The use of team radio to aid drivers performance was finally outlawed 10:00am Saturday morning at the Singapore GP. Advice on technical matters or for reliability reasons was allowed.
Specifically outlawed was comment or information pertaining to contact with the kerbs and Eric is on the
war mild scuffle path.
Simon Rennie, Ricciardo’s engineer advised him, “Avoiding exit kerbs may help the problem with the car” in the closing stages of the race.
Eric the brave is
apoplectic rather ticked off about this. “I think it was coded, yes. It is up to the FIA to investigate, so it is not for me to say anything. But it was a strange message. Once would have been OK, but twice or three times is a bit strange.”
Aha, a repeated message is then not to be taken at face value – thanks Eric, we’ll learn the lingo soon enough.
However, Christian Horner enters the
fray mild mannered debate, revealing with relish, “Obviously we spoke to Charlie and told him Daniel had some reliability issues. That was why he was told to stay off the kerbs, because that was causing damage to the battery”.
Mmm. So no talk about the kerbs is allowed, except when Charlie agrees it is reasonable. Christian concludes by explaining the
crafty most reasonable nature of Red Bull’s behaviour, “I think that was sensible and it’s about trying to find a balance with this radio ban.”
This could get complicated folks, but fear not….. the TJ13 operatives are making secret recordings, to assist us as we seek to crack the hidden codes…. Errr… that of course are not coded in any way at all – because Charlie says so … allowing specific banned information… for other reasons… which may be right or wrong… depending on the situation or circumstance….and could be responsible for global warming… or a cold cup of tea..
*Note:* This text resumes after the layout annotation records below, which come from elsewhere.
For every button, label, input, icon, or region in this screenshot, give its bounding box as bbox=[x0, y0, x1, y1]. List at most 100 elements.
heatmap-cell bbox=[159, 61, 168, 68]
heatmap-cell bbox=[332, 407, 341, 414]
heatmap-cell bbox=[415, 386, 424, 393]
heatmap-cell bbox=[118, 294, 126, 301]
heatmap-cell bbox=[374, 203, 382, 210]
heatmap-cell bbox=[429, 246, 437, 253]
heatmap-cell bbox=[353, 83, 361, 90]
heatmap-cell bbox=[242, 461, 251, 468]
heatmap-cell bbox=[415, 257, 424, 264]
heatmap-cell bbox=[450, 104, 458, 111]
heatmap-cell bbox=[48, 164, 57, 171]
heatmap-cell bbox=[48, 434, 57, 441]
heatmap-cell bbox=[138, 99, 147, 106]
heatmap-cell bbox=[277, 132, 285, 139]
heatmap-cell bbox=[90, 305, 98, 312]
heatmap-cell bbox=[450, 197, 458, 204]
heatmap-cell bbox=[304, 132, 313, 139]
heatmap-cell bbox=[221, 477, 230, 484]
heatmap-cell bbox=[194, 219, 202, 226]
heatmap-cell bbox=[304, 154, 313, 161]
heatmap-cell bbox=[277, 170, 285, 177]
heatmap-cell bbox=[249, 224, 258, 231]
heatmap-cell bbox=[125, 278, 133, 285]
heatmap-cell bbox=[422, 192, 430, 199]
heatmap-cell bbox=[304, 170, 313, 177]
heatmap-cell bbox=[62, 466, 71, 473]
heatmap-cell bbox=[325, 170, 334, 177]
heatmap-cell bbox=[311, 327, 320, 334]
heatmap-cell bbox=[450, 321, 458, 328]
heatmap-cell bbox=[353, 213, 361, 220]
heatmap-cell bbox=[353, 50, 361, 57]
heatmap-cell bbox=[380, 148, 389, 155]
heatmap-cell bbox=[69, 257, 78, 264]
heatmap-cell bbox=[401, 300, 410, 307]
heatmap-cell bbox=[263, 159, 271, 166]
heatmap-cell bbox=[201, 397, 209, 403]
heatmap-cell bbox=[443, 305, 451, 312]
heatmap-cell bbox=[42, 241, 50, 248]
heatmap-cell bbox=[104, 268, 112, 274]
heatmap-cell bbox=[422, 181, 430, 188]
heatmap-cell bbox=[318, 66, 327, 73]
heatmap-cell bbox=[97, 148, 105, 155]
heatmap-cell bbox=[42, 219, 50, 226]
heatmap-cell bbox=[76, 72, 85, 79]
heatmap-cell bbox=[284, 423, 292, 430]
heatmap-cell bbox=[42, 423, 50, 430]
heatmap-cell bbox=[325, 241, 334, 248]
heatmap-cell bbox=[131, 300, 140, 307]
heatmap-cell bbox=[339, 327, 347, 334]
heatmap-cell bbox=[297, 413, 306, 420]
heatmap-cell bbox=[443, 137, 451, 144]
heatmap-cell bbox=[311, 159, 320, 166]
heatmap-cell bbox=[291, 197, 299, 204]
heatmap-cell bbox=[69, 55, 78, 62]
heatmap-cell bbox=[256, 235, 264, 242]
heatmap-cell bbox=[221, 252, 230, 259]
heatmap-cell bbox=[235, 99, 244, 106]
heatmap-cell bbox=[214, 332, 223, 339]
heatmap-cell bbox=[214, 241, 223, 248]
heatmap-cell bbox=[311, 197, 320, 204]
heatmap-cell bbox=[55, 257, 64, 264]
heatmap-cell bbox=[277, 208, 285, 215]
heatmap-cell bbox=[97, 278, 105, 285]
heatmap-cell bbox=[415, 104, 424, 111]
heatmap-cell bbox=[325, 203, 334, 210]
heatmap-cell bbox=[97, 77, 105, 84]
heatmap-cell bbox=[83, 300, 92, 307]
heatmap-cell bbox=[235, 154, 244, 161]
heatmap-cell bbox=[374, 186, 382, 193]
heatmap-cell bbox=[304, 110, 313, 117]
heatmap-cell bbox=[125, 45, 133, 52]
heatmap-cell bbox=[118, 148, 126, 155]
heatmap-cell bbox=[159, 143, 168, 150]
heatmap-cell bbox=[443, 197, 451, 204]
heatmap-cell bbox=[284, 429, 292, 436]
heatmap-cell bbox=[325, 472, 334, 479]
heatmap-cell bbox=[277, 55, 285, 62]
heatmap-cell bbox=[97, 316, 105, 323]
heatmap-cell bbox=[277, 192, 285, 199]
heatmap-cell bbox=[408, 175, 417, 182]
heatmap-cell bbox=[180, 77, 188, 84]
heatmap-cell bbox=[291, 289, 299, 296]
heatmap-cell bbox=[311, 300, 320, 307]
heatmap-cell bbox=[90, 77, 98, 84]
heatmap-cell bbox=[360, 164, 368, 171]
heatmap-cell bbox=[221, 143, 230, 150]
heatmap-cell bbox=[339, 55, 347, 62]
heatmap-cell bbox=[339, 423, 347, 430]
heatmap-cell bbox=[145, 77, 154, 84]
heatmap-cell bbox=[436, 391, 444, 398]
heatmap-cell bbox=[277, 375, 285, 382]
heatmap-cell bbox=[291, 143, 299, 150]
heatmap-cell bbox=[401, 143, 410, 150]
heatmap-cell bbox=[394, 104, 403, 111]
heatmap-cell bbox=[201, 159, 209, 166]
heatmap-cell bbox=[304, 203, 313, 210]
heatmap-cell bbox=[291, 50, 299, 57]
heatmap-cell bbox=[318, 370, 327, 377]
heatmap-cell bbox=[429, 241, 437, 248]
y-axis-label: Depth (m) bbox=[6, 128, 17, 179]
Ecclestone gets social media’d up
For F%^ks Sake (FFS) Bernie – make up your mind!!!
“I think the change that is currently taking place is very short lived, as these social media people are starting to think it is not as good as they thought,” said Ecclestone earlier this year. The when questioned if there was a pressing need for F1 to ramp up its social media efforts, the small one replied, “No. We’re commercial… If they find people to pay us [to do that] then I will be happy.”
Ecclestone’s incisive perception cut straight to the point when speaking to the Independent. “What would that person sitting there use Twitter for? I could put anything on Twitter.”
This said, the teams and Bernie are doing their bit. Primarily though their websites (Bernie owns Formula1.com) and facebook pages, trailing links to what they want the fans to consume on twitter.
Though this is primarily a one to many form of communication, not many to many and as such is therefore not social media as was discussed at length on the TJ13 podcast “300,000 f%^&king trucks”.
This week saw Bernie’s minions enact unprecedented levels of activity in the twittersphere. @F1 the twitter handle for the Formula1.com website was ablaze with activity – filling up timelines with gloriously banal and irrelevant garbage.
This was clearly a pre-planned even – F1’s ‘Operation takeover twitter’ – was enjoined by all the teams dutifully re-tweeting everything posted by @F1.
What’s amusing about all this is that F1 is a relatively closed loop in terms of social media participants. #F1 trending is not going to attract much incremental attention from those who don’t watch or read about the sport.
A smarter use of social media would see the team’s providing hangouts after the race, where the many from the team can interact with the many fans.
Even better, Bernie, Charlie and the stewards could host a hangout, though one suspects digital rotten tomatoes may be in mucho abundance.